Le général Billot ! J’avoue que ce nom, tombé là en coup de foudre, me stupéfia. Comment le général Billot pouvait-il savoir qu’il n’y avait pas de dossier judiciaire ? Il s’en était donc assuré, et les recherches avaient donc été bien mal faites, pour qu’on n’eût pas trouvé ce dossier, qui existait ? Mais alors le général Billot devait s’être occupé de toute l’histoire, il devait être au courant, il n’avait ignoré ni la demande du dossier, ni la communication. Remarquez que la chute du ministère Méline, dont le général faisait partie, est du 15 juin 1898, et que le général est resté chargé de l’expédition des affaires jusqu’au 29 juin, date de l’arrivée de M. Cavaignac au pouvoir. Or, la lettre Combe n’a été publiée par le Petit Journal que le 18 juillet, et le général Billot ne pouvait rien savoir par le dehors de la communication du dossier, c’était donc qu’il y avait une question du dossier au ministère. Tout cela donne lieu aux suppositions les plus inquiétantes.

J’ai voulu savoir s’il avait fallu des prodiges d’intelligence pour retrouver le dossier judiciaire, et j’ai demandé à M. le contrôleur général Cretin si les recherches avaient donné beaucoup de peine.

— Oh ! mon Dieu, non ! m’a-t-il répondu, le temps matériel de faire les fouilles nécessaires.

Je n’ose risquer des hypothèses. Celle qui s’est invinciblement emparée de mon esprit est que, si l’on a eu connaissance de la lettre du duc de Rovigo, et si l’on a préféré la replonger dans l’oubli poudreux des documents qu’on ne trouve plus, c’était donc qu’on préférait ne pas affaiblir, en la produisant, les virulences du colonel Combe. Elle mettait sur la voie de la vérité, elle gênait, elle devait dormir.

Puis, je me suis dit tout d’un coup que M. Hennet, lorsque le colonel Henry lui avait renvoyé le dossier, ne devait pas avoir donné à ce dossier une belle chemise neuve, ni l’avoir pourvu de cotes et d’un bordereau, pour le plaisir de cette besogne singulière, et de sa propre autorité. Il obéissait sûrement à un ordre supérieur, en ne replaçant pas le dossier dans la nécropole commune, en le classant parmi les documents sérieux et utiles. Mais alors, dès ce moment, le ministre s’occupait donc de ce pauvre dossier ? Rapprochons les dates.

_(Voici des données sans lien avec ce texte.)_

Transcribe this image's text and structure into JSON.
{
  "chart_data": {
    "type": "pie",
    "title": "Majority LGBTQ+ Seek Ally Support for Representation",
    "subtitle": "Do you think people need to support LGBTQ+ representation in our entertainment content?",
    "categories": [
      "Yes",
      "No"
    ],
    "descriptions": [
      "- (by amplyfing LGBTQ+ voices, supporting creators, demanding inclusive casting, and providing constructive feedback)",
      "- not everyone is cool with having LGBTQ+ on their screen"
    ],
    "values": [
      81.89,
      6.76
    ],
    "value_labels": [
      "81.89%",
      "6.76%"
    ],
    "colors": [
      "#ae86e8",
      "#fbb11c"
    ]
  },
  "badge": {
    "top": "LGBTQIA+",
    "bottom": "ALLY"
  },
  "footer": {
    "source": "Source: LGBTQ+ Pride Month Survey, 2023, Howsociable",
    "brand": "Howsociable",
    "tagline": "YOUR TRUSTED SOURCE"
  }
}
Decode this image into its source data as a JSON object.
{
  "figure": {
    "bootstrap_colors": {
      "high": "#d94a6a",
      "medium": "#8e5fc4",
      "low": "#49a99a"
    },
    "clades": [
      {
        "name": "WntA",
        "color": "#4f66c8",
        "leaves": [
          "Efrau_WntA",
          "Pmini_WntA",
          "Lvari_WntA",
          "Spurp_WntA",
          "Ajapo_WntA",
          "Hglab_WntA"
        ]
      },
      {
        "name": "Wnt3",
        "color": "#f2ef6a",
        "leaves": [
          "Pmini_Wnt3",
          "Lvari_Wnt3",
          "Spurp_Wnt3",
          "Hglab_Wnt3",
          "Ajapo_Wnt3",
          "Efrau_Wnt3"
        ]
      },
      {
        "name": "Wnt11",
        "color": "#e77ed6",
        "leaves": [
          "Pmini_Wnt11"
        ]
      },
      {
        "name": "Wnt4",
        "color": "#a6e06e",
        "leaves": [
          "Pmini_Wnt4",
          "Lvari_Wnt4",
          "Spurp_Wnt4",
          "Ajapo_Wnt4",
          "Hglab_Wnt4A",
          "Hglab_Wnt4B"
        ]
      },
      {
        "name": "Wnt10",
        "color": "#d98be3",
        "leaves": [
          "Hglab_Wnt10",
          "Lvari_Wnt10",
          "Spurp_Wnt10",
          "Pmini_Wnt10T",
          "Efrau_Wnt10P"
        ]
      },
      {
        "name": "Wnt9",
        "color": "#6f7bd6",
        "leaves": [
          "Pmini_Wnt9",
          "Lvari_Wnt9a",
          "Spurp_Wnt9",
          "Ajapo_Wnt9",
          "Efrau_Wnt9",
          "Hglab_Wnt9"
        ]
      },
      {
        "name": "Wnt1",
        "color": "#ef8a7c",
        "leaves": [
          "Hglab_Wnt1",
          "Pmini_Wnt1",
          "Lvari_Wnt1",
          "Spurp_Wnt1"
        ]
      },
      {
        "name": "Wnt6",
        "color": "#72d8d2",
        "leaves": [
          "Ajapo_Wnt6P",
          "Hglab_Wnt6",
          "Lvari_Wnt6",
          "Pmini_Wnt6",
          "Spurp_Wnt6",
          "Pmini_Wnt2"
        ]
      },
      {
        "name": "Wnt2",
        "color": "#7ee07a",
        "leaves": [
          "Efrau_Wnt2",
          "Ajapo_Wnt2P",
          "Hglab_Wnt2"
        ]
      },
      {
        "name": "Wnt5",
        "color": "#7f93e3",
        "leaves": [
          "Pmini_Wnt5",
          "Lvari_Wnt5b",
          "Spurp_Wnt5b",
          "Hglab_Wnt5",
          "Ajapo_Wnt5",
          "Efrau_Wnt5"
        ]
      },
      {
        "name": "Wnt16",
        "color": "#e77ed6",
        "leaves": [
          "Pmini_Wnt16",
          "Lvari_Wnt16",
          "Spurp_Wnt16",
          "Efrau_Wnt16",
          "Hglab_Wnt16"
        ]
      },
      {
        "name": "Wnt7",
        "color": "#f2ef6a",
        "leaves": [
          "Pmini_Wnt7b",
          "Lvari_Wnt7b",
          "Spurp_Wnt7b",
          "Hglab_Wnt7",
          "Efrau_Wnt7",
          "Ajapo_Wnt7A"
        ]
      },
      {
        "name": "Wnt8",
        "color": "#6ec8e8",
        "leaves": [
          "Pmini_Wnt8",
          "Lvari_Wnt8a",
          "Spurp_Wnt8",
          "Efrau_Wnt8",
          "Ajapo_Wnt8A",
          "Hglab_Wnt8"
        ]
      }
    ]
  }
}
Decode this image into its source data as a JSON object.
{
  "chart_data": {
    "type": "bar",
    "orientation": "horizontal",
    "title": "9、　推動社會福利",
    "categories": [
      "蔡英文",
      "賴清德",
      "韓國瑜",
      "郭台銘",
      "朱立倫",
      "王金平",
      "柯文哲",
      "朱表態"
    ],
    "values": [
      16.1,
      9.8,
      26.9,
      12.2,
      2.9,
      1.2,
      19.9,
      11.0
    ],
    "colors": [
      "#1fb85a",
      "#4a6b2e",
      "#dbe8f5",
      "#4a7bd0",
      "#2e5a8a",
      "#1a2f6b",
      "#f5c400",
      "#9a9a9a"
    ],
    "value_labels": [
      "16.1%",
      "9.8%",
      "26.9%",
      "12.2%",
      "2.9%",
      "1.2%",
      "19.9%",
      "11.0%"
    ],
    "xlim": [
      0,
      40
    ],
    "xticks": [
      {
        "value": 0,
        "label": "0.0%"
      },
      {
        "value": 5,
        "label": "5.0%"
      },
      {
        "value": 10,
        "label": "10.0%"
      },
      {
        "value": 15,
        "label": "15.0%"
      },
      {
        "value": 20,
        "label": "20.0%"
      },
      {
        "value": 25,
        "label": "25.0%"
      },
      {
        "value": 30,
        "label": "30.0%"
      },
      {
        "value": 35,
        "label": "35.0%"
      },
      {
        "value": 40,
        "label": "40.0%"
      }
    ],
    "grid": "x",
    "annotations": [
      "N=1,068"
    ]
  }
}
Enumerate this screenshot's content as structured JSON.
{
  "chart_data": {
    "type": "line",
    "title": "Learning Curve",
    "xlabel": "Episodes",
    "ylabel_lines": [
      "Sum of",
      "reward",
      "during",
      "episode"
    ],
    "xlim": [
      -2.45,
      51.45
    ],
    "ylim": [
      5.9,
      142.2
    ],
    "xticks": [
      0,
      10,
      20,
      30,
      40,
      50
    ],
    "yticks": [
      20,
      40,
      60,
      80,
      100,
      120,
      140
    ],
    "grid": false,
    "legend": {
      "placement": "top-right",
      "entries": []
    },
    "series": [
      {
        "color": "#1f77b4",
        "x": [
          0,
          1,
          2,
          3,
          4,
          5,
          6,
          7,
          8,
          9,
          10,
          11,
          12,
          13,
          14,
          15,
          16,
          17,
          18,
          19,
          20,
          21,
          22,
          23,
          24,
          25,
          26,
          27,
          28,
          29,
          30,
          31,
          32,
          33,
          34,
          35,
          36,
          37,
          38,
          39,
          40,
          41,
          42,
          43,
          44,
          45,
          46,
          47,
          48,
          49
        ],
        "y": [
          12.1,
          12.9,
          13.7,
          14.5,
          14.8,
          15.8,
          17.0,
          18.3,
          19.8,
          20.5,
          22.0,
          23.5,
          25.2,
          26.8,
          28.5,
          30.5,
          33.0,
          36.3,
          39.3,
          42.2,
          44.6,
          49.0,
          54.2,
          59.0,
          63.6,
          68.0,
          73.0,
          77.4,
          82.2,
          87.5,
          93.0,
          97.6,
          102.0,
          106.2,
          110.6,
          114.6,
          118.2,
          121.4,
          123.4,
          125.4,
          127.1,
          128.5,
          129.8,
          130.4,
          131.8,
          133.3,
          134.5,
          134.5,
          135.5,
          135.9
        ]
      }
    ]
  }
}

M. Hennet dit l’avoir communiqué dans la première quinzaine de mars au colonel Henry, qui ne l’aurait pas gardé longtemps. J’ai fait remarquer le vague de ces indications. La seule date certaine est celle du 8 juin 1898, à laquelle M. Raveret a « clos » le bordereau. C’est le 23 et le 25 mai que M. Judet avait commencé sa campagne, et il n’a donné les lettres du colonel Combe que le 18 juillet, près de deux mois plus tard. Or, comme le général Billot n’a quitté le ministère que le 29 juin, il semble bien que le dossier de mon père a été organisé sous ses ordres, de même que le dossier Dreyfus allait être organisé sous les ordres de M. Cavaignac, dès son arrivée au pouvoir.

Je ne cite que des faits, et je ne veux que justifier mes doutes et mes soupçons, en établissant par quelles mains la mémoire de mon père est passée, et dans quel foyer de basses intrigues elle est tombée, comme une proie de scandale et d’ignoble vengeance.

Avant de conclure, je veux parler d’un dossier encore, d’un troisième dossier qui doit exister au ministère de la guerre, que l’on y cherche en ce moment, mais dont je n’ai pu jusqu’ici prendre connaissance. D’ailleurs, j’ai déjà en main assez de documents pour en parler avec quelque utilité.

Il s’agit du projet que mon père avait présenté au ministre de la guerre d’un nouveau système de fortification, avec plans à l’appui. Dans le dossier administratif où se trouve la lettre Combe, dans ce dossier qui devait être si écrasant pour la mémoire de mon père, j’ai découvert des pièces qui me seront très précieuses, car elles me permettront de documenter un livre que je veux écrire, une Vie de François Zola. Ainsi, je donne ici une de ces pièces :

MINISTÈRE
DE LA GUERRE
BUREAU DU GÉNIE
SECTION DU MATÉRIEL
Invitation de faire parvenir la description du nouveau système de fortification dont il est l’inventeur. « Paris, 14 avril 1831.

« J’ai reçu, monsieur, la lettre que vous m’avez écrite le premier du mois courant, et par laquelle vous demandez à me soumettre un nouveau système de fortifications dont vous êtes inventeur.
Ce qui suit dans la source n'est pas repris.